The cable operator is doing the exact opposite of what Dish announced last week. Dish's new Ad Hop technology allows viewers to totally skip ads during DVR playback of prime-time broadcast programming—an idea that, for obvious reasons, is unlikely to please advertisers.
Comcast subscribers who hit fast-forward on their remotes would receive an alternate ad displayed in the center of their TV screens, which could be partially transparent, FierceCable reported, citing a U.S. patent application for the technology. The patent application also reportedly details a strategy for targeting alternative ads to skip-happy subscribers based on demographics and viewing habits.

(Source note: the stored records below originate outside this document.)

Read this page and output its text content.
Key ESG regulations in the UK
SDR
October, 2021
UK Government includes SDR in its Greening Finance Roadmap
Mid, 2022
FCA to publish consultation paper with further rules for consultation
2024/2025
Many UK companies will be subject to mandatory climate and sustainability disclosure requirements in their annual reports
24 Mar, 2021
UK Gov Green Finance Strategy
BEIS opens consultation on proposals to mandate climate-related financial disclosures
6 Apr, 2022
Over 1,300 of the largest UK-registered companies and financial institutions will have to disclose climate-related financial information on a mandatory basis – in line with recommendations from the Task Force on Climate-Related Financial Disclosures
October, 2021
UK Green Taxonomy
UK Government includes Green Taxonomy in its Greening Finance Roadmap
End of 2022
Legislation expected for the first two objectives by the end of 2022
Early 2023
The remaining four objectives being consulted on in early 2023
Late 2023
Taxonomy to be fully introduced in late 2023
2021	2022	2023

Some have pointed out that Dish's Ad Hop feature is limited in that it only allows viewers to skip ads during prime-time programming from four large networks—ABC, NBC, CBS and Fox.
However, with the average cost for a 30-second spot climbing again—now at $111,500, according to TVB—the ad industry still will have to figure out how to count Dish's 14 million subscribers during CPM negotiations during the upfront.
MSNBC noted that DVR company TiVo tried something similar to Ad Hop in 1999, letting viewers skip ads, but pulled the plug on the plan after networks expressed outrage.